Whenever it comes up in conversation that I endured almost a decade of piano lessons as a child, people often get a wistful look on their faces, before saying something like, “Oh, it must be so great to just be able to sit at a piano and play.”
But strangely enough, lots of the memories I have of learning to play the piano involve things other than the actual sitting-and-playing part. If you were lucky enough to take piano lessons, perhaps you’ll know what I mean. Here is a brief run-down of some of my strongest memories of taking piano lessons:
- I remember the wrinkles on my piano teacher’s hands.
- I remember the face of the kid who had his lessons right before me.
- I remember the sound of the clock ticking during my exams.
- I remember scales.
For some reason, I really liked practicing scales. No matter how hard the pieces were that I was supposed to be learning, the scales never changed, and I loved that predictability. I could remember where the sharps and flats were. I could visualize them before even playing the scale. Maybe that’s why I love this song so much; it reminds me of the comforting up and down of playing scales.

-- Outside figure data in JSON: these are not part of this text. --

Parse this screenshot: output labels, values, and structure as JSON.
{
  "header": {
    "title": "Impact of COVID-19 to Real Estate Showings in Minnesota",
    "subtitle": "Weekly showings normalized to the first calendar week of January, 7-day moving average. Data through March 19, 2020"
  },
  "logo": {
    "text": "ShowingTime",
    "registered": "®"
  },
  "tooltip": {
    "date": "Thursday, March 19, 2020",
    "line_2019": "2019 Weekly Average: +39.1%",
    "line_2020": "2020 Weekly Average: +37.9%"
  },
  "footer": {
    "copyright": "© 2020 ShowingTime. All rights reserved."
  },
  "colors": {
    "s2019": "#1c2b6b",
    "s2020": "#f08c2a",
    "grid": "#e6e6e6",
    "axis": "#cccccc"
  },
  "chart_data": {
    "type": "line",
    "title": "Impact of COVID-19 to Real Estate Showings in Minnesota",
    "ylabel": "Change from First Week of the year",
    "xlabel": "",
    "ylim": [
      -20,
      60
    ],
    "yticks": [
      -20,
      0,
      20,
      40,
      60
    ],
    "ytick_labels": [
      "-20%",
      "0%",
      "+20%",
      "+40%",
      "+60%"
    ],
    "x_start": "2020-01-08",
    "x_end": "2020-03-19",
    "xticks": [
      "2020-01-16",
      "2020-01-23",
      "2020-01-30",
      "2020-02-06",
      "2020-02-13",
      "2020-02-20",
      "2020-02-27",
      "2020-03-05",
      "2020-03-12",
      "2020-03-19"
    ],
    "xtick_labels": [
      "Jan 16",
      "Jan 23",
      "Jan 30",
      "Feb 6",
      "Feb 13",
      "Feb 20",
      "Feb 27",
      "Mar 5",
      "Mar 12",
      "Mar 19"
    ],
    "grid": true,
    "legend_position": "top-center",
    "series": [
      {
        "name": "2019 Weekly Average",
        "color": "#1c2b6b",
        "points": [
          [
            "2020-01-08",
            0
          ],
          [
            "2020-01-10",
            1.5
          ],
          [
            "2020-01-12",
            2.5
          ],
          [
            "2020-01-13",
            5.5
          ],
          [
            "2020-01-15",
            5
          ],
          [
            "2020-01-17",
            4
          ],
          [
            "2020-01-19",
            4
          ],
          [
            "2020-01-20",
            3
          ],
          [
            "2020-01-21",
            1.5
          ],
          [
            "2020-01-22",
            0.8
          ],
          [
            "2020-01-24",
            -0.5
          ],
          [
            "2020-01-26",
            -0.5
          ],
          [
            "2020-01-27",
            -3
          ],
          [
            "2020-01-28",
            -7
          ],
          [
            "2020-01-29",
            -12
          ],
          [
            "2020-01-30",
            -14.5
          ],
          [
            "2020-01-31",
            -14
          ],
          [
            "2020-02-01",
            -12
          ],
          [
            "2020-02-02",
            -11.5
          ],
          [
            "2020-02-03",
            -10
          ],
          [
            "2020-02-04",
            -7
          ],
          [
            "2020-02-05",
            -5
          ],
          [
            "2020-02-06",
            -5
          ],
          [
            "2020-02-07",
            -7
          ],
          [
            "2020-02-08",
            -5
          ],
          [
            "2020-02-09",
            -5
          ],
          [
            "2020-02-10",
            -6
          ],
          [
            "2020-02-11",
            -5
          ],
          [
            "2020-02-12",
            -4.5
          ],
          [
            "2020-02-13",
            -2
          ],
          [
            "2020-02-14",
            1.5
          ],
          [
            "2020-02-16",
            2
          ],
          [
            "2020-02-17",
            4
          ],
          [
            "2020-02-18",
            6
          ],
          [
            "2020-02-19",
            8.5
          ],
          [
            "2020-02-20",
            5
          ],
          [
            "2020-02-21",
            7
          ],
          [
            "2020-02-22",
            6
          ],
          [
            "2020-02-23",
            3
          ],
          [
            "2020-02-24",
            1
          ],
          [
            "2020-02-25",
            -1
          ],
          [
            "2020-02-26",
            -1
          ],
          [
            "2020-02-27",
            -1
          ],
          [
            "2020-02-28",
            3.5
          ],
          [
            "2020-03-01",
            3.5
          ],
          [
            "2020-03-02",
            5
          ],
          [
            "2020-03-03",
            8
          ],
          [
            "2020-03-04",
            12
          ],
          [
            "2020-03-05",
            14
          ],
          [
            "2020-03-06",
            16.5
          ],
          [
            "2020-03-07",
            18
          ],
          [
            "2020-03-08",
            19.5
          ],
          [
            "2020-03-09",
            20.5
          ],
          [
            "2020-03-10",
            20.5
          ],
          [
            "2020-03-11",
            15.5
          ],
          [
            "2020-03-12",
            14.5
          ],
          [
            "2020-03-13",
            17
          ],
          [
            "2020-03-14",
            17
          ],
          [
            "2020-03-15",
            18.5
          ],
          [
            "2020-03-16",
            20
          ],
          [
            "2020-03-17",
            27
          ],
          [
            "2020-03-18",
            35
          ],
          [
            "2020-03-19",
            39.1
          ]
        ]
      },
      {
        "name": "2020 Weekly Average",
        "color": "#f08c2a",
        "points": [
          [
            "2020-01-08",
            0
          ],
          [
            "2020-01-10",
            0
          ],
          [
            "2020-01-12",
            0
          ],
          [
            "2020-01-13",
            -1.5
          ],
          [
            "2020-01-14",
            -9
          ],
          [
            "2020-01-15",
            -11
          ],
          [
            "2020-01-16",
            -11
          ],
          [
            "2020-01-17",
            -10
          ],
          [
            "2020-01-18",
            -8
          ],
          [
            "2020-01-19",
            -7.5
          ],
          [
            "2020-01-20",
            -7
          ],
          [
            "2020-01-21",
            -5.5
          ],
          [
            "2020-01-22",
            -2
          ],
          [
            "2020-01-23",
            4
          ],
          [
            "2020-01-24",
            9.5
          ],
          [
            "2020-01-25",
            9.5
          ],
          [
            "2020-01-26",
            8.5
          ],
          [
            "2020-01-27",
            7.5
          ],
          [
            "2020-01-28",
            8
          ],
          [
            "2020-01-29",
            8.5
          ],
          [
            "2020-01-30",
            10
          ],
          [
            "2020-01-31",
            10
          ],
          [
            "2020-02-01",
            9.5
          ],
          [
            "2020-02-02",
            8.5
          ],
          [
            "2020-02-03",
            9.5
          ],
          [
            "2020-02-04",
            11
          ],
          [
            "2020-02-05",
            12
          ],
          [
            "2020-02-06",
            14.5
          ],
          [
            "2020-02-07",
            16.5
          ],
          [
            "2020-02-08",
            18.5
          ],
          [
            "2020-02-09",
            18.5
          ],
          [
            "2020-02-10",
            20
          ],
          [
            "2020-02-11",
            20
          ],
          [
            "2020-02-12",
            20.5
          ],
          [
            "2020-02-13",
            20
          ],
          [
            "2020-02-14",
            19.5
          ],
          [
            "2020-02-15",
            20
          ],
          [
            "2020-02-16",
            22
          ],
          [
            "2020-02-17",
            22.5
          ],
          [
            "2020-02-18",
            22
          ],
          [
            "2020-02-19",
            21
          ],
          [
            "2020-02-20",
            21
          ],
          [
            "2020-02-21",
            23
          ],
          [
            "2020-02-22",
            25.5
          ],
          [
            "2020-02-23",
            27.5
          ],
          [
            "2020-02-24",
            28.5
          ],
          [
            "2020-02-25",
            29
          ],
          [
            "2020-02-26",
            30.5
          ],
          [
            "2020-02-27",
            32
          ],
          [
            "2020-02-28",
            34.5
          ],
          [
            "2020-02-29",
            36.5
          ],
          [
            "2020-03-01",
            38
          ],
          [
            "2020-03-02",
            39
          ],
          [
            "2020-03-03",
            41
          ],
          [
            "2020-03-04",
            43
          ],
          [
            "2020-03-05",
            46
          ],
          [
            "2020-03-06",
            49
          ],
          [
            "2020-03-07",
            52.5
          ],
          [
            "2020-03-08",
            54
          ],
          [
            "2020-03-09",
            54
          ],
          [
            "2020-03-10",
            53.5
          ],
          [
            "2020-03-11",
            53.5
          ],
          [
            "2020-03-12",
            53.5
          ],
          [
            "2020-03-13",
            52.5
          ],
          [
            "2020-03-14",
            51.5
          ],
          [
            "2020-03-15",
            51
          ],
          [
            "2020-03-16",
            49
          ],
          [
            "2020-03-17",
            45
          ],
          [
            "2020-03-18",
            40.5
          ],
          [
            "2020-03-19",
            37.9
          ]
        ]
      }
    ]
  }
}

What makes this a beautiful song:
1. The wandering time signature. I’m tempted to count it as regular 4/4, but because the notes in the right hand are sometimes grouped in fives, and sometimes in sevens, I keep losing track of where the downbeat is. It makes me feel a bit musically inept, as if I’ve just tied my own shoelaces together.
2. The vocal clip. The grainy old voice that urges us to memorize the spaces in the treble clef is a great contrast to the clear, echoing notes in the piano.
3. The subtle thuds that fade in as the song nears the 2-minute mark. Like a racing heartbeat.
Recommended listening activity:
Sitting on a swing and turning around and around until you can’t turn anymore…and then letting yourself spin.